Glucocorticoids provide effective treatment for inflammatory disease such as asthma and rheumatoid arthritis. However severe systemic side effects limit the dose that can be given and their long-term utility. The side effects include suppression of the hypothalamic-pituitary-adrenal (HPA) axis, osteoporosis, reduced bone growth in the young, behavioral alterations and disorders in lipid and glucose metabolism.
The glucocorticoid receptor (GR) is a member of a gene family known as the nuclear hormone receptors. After binding their cognate ligand, these receptors are activated and are capable of regulating transcription both positively and negatively. The detailed mechanism of this regulation, though not entirely understood, has become increasingly clear (R. M. Evans, Science, 1988, 240: 889-895; R. H. Oakley and J. Cidlowski, Glucocorticoids, N. J. Goulding and R. J. Flowers (eds), Boston: Birkhauser, 2001, 55-80). Glucocorticoids can freely diffuse across the plasma membranes into the cell where they bind to GR present within the cytoplasm. Once bound, a conformational change in the receptor causes the release of several chaperone proteins allowing the GR/ligand complex to translocate to the nucleus, dimerize and bind specifically and tightly to palindromic DNA sequences in the promoters of regulated genes. Hormone-bound receptor then recruits a group of proteins known as the coactivator complex. This complex is required to initiate transcription, and works by recruiting both the transcriptional machinery of the cell and histone acetyltransferases involved in opening the chromatin in the vicinity of the promoter. The transcription of a number of genes that contain GREs (glucocorticoid response elements) in their promoters is activated by GR. These include genes involved in gluconeogenesis, intermediary metabolism and the stress response.

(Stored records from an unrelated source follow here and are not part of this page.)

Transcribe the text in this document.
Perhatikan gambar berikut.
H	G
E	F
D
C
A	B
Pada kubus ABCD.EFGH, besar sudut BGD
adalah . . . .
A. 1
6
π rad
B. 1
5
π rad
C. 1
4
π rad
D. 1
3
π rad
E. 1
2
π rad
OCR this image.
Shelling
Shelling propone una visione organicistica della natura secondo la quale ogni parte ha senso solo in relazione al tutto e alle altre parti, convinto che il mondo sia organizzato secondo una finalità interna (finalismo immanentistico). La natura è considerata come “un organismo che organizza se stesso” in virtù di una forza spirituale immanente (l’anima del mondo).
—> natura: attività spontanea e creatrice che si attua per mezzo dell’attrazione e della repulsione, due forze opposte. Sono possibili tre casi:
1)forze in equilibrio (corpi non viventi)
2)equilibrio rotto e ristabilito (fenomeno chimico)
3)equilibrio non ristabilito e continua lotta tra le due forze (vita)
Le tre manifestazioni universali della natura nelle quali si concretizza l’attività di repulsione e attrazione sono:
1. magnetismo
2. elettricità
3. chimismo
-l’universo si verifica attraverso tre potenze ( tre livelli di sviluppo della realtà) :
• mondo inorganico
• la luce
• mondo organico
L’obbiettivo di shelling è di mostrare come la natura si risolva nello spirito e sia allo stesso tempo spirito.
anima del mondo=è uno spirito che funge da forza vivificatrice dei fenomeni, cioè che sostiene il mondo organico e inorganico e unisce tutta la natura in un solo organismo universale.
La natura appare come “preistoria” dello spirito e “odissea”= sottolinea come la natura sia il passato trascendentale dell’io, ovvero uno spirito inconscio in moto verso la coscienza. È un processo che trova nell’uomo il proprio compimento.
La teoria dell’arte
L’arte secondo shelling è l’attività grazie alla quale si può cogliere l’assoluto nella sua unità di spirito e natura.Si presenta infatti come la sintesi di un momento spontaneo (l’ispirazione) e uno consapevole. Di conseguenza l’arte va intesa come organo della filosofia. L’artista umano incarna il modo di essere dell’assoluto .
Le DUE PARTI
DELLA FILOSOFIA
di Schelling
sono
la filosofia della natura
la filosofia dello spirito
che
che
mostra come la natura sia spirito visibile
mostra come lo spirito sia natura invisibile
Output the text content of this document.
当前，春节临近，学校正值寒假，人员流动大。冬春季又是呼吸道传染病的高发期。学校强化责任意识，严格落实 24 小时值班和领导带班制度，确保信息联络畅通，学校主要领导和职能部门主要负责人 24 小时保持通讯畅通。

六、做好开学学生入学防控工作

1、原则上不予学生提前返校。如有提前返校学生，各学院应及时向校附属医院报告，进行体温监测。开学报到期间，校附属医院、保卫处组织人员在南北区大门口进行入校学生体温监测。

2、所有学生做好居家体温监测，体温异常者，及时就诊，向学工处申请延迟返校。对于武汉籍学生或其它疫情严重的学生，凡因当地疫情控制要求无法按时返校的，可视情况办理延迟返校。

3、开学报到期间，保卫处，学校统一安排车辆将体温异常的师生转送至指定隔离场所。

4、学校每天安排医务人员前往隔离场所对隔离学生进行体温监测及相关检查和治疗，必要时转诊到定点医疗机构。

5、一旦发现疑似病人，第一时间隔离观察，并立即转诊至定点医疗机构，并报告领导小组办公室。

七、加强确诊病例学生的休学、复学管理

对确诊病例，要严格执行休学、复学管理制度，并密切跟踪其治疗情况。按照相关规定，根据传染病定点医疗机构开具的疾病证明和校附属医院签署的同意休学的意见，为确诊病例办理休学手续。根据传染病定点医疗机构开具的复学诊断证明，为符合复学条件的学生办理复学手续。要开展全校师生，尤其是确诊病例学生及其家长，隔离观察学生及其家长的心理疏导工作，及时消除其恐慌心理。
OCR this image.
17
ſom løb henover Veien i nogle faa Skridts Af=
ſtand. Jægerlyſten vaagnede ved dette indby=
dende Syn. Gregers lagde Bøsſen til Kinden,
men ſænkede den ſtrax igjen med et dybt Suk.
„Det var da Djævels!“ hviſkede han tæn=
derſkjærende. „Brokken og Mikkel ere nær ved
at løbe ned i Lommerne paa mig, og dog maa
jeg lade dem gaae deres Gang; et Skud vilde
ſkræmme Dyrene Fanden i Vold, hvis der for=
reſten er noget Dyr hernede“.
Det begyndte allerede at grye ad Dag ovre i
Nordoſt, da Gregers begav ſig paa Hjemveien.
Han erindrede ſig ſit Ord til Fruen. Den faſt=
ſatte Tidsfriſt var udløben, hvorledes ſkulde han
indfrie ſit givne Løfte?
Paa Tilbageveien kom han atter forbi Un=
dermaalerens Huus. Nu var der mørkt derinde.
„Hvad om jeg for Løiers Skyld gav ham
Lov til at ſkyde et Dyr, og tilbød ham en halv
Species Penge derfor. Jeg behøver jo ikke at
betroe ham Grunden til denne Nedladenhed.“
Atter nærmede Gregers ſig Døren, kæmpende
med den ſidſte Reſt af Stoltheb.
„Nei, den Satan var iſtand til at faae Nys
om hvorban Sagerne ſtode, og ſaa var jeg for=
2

In addition to transcriptional control exerted by GR at GREs, numerous genes, particularly those involved in the inflammation response, must be controlled through alternative mechanisms, since no GREs appear in the promoters of these genes. The promoters of numerous pro-inflammatory genes do contain binding sites for the transcription factors NF-KB and AP-1. It has been shown that the GR/ligand complex represses transcription of the pro-inflammatory genes by directly interacting with NF-kB or AP-1 and preventing transcriptional upregulation by the transcription factors (C. Jonat et al., Cell, 1990, 62: 1189-1204; H. F. Yang-Yen et al., Cell, 1990, 62: 1205-1215; A. Ray and K. E. Prefontaine, Proc. Natl. Acad. Sci. U.S.A., 1994, 91: 752-756). In vitro work with GR mutants incapable of DNA binding demonstrated that transrepression mediated by GR could be genetically dissociated from transactivation (S. Heck et al., EMBO J., 1994, 17: 4087-4095). This dissociation is further supported by a study where ‘knock-in’ transgenic mice were generated in which wild-type GR was substituted with a similar DNA binding domain mutant (H. M. Reichardt et al., Cell, 1998, 93: 531-541). These mice were incapable of regulating GRE-dependent GR target genes such as tyrosine amino transferase (TAT) or genes that are negatively regulated through interaction with a negative GRE, such as pro-opiomelanocortin (POMC). In contrast, these mice are capable of transrepressing genes activated by NF-kB or AP-1. Thus, the currently accepted model for corticosteroid control of inflammation predicts that GR, NFKB and AP-1 interact in a complex regulatory network leading to repression of cytokine expression.
According to this model a glucocorticoid modulator that would retain the transrepression activity and lose the transactivation activity would have fewer of the side effects associated with adrenal suppression, behavioral alterations, and gluconeogenesis. The anti-inflammatory affects would be retained.